Des mères, des soeurs, des amantes, une petite fille... Pour le huis-clos « De sas en sas », la comédienne et réalisatrice Rachida Brakni a choisi de filmer un groupe de femmes pendant l'attente éprouvante d'un parloir. Un point de vue engagé sur l'univers carcéral.
Qu’est-ce qui vous a amené à choisir le point de vue des femmes qui visitent les détenus ?
Rachida Brakni : La question de l’enfermement, en asile psychiatrique ou en prison, me tourne dans la tête depuis que je suis petite. Si je n’avais pas fait ce film, j’en aurais fait autre chose. Et puis, il y a plusieurs années de ça, je me suis retrouvée dans la même situation que ces femmes. J’ai réalisé qu’on ne parle jamais d’elles, et que la justice ne peut pas quantifier cette peine indirecte qui leur est infligée. Qu’est-ce qu’on fait des liens familiaux et amoureux ? Pour les maintenir, il faut continuer à aller visiter la personne, lui donner du linge propre, récupérer le sale. Pour les femmes qui travaillent, c’est très compliqué : difficile de dire à son employeur qu’on a besoin d’un jour pour se rendre en prison.
Dans quelle mesure les artistes et les cinéastes peuvent-ils jouer un rôle dans la politisation de ce sujet, changer le regard des gens sur l’univers carcéral ?
J’ai le souvenir d’artistes qui, quand j’étais plus jeune, se servaient de leur notoriété ou de leur outil artistique pour rendre compte d’un certain nombre de choses.
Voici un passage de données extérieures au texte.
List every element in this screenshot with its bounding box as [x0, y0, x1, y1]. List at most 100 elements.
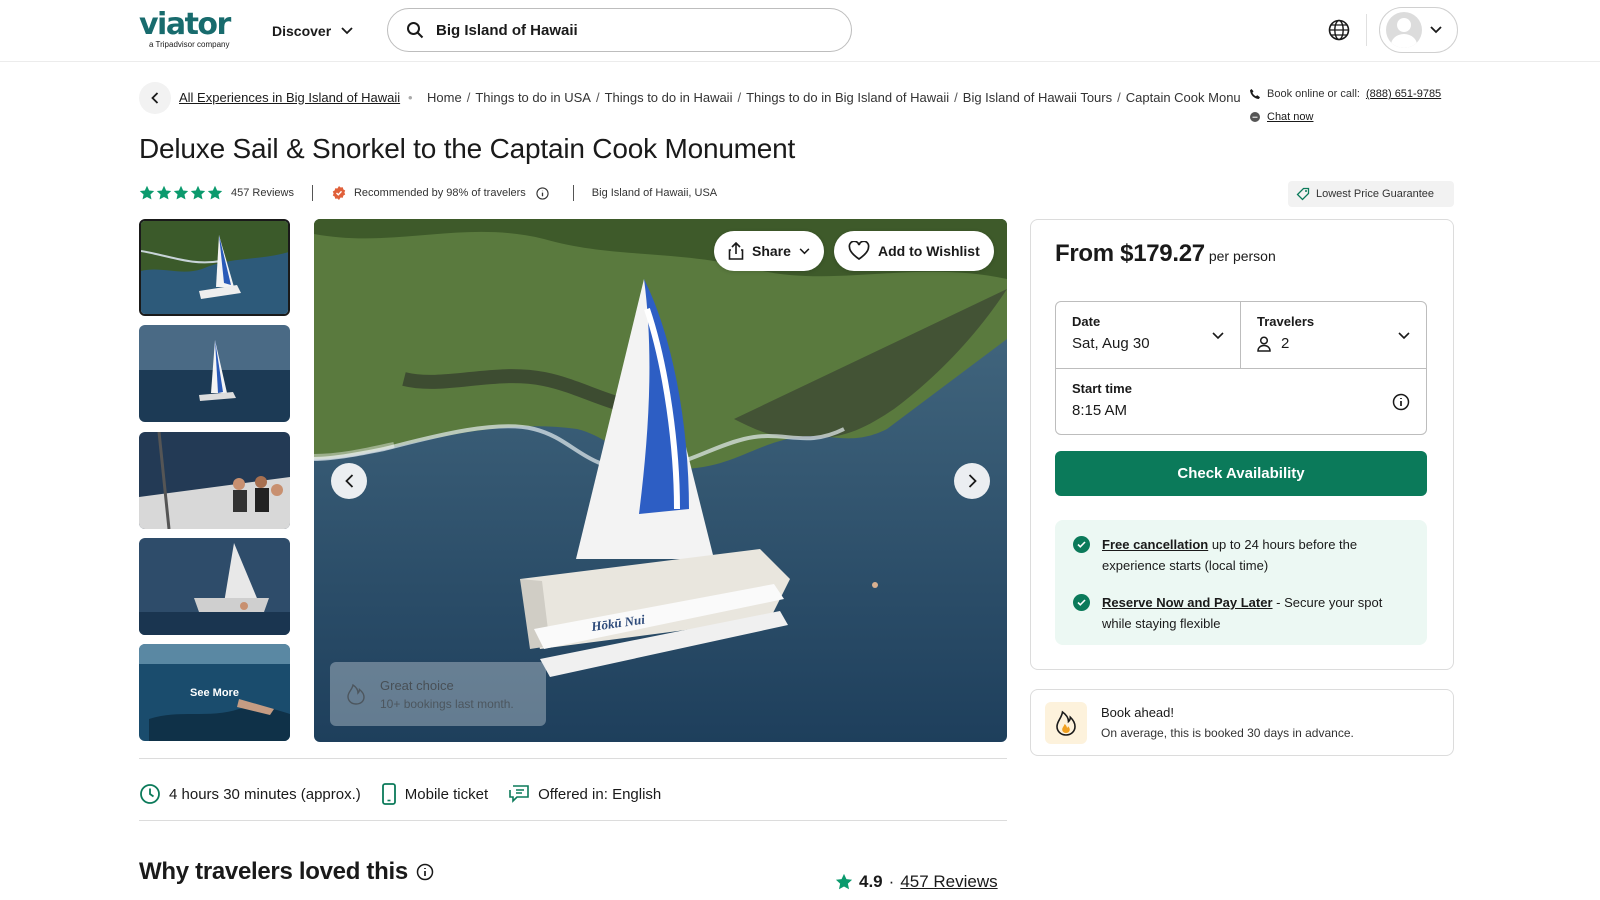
globe-icon[interactable] — [1327, 18, 1351, 42]
search-input[interactable] — [436, 21, 816, 39]
free-cancellation-item: Free cancellation up to 24 hours before … — [1073, 534, 1407, 576]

Malheureusement, on est dans une société beaucoup plus individualiste, moins politisée. Avant, on pouvait embrasser une cause à bras le corps, mais si on le fait aujourd’hui, on est tout de suite taxé de bobos vivant en dehors de la réalité. À chaque projection, des gens me disent qu’ils n’imaginaient pas la prison comme cela. Même si ce n’est pas un documentaire, je suis contente de me dire qu’à partir de ce que montre le fi lm – le parcours du combattant des familles – des personnes prennent conscience de ce qu’est l’emprisonnement, de tout ce que ça implique comme conséquences. Il faut sortir de cette image complètement fausse d’une population carcérale qui ne serait composée que de dangereux criminels. Impliquer les gens, en rappelant que chacun peut se retrouver confronté de près à cette situation-là. On entend encore des choses assez terrifiantes comme « Mais de quoi ils se plaignent ?! », ou des comparaisons de la prison avec un hôtel. Or c’est un lieu qui abîme plus qu’il ne répare : c’est important de le montrer et de s’interroger sur ce que la prison est censée apporter.
De votre point de vue de citoyenne, quels sont les combats prioritaires pour transformer les politiques pénales et carcérales ?
Je ne suis pas spécialiste du sujet mais il y a une chose dont je suis sûre, c’est qu’il y a plein de solutions alternatives qui permettraient de désengorger les prisons et qu’il faut les mettre en évidence. J’en veux terriblement à cette classe politique qui joue sur la peur, c’est de la malhonnêteté intellectuelle. On a l’impression de conversations de comptoir, de postures. Ce n’est pas ce que j’attends d’hommes politiques, j’attends de la hauteur et une vision à long terme. La surenchère sur la construction de places de prison par exemple, c’est une aberration, un non-sens total. On sait bien qu’une personne incarcérée coûte très cher au contribuable. En fait, il faut faire un travail éducatif et être un peu pragmatique, en commençant par combattre les idées reçues véhiculées par notre classe politique. Et puis, avoir une vision à long terme pour désengorger les prisons, c’est aussi réfléchir la société dans sa globalité. Je pense à l’accompagnement des détenus. Beaucoup ont besoin d’un soutien psychologique, psychiatrique, professionnel, de formation, d’alphabétisation, etc. Or la prison ne le propose pas toujours ou mal. Un monde ne peut pas aller mieux si ceux qui sont à un moment donné en marge de la société ne sont pas traités avec humanité.